By Wissal Ayadi / Analyst G.NET Tunisie Financial Website (dated Sep 6th, 2022)
With the energy and food crisis inflicted on the world by the Russian-Ukranian war gaining momentum, the shelves in the Tunisian supermarket chains are progressively emptied. There was first the mineral water shortage, then the flour one, then sugar and now it’s the milk and butter one. The milk sector, however, is an old story of structural difficulties which started with the January 2011 revolution. For many years the cost of animal feed was rising while the farmers were unable to raise their sale prices (milk prices are regulated in Tunisia). At some point, the milk production has become much of a burden for the farmers, a loss-making business that pushed thousands of them to sell their animals to the slaughtering houses. With the recent rise in energy prices, the milk centres were finding it extremely difficult to collect raw milk. At the same time, the government was dragging its feet to allow a price rise for the farmers using the strategic milk inventory to satisfy the demand in the market. In a matter of few weeks the strategic milk stock has completely melt down. The Tunisian milk sector dates to the mid-1980s. The chain starts with farmers whose total population is hovering around 112,000 people each raising small cattle of 4 to 5 cows. Then we have the collecting centres (11 centres) which collect 3 million litre per day then the production units (45 milk plants). Starting the year 2000 Tunisia has become self sufficient in milk. Following the recent international crisis (pandemic, then war), the Tunisian strategic inventory of milk has gone from 50 million litres in 2021 to 25 million litres in 2022. As for butter, the strategic inventory has gone down from 1000 tons in 2021 to 100 tons in 2022. Butter has rapidly disappeared from the shelves because many industrial companies in the chocolate business, or pastries have been importing butter in consistent volumes. But with a packet of butter at 8 Euros in the Euro-zone, all of them have rushed to the local market. Most of the cows existing in the Tunisian farms are Holstein cows which are capable to yield 8000 to 1000 kilos of milk per year/per cow. With the cost of feeding skyrocketing, many of the farmers have sold their cows to the slaughtering houses.
Karim Daoud is a farmer. He is the President of the farmers’ main union SYNAGRY. He has lately declared that Tunisia has done well in terms of organizing the industry. It has brought the cows, created the collecting centres and the production units. But no one thought about the cost of feeding the cows. He estimates the cost of feeding at 70% of the total costs per litre of milk or 1 kilo of red meat.

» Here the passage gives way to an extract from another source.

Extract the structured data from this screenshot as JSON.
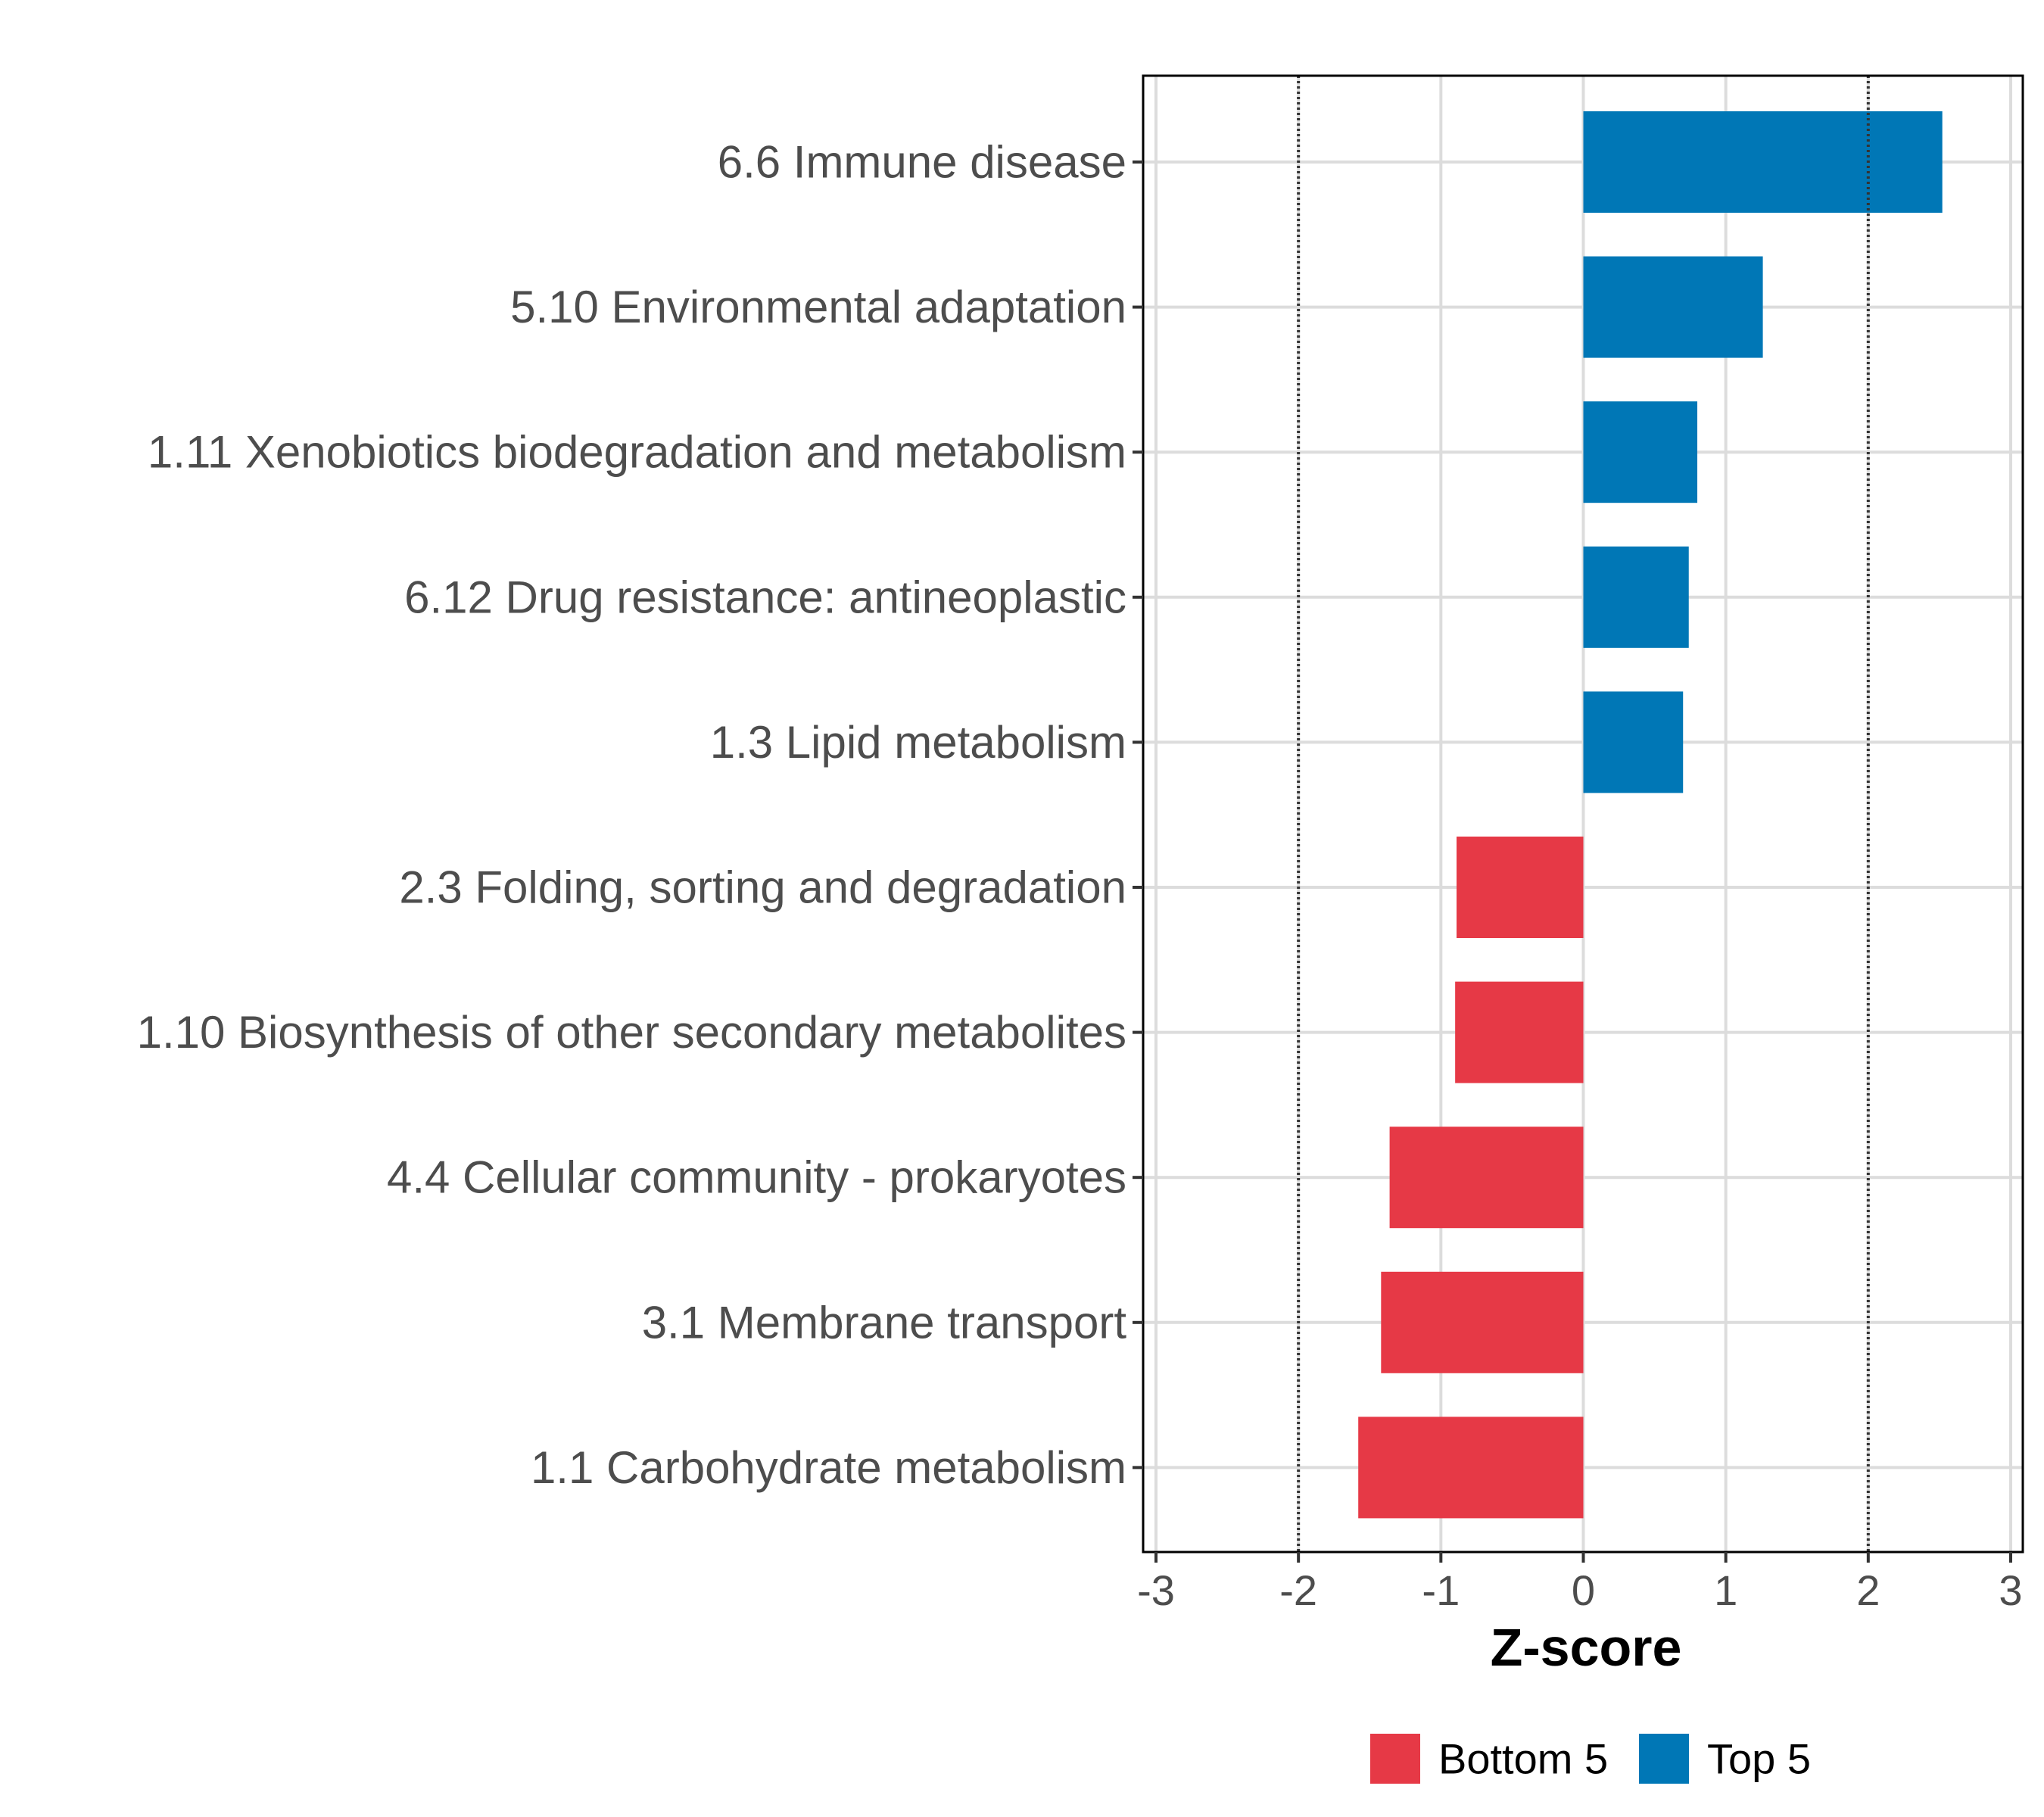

The cows are fed by concentrate made of soya and corn which are mainly imported from Europe. “With food prices soaring because of the covid pandemic and the war in Ukraine, it is high time we thought of planting our own soya and corn”. Said Karim Daoud. With milk prices controlled by the government and the cost of milk rising, the farmers have been losing money on the milk they produce to reach 0.60Dinar per litre (loss on the litre). “It’s always the small farmers that pay the price. Why on earth should the government accept to raise gas prices in the gas station when energy prices soar in the international markets and doesn’t do the same for the farmers?” He added. And the gap between cost and sell prices is widening. The price of a litre of milk is currently at 1.6 Tnd, the government fixes the sale price at 1.2Tnd. “It is, as if, the farmer is subsidizing the consumer. It’s the government’s responsibility not the farmers’ ” The sad part of the story is that soon the government will run out of milk. It will import milk at 3.5 Tnd per packet from Europe which is way higher th the price of a packet of milk locally produced.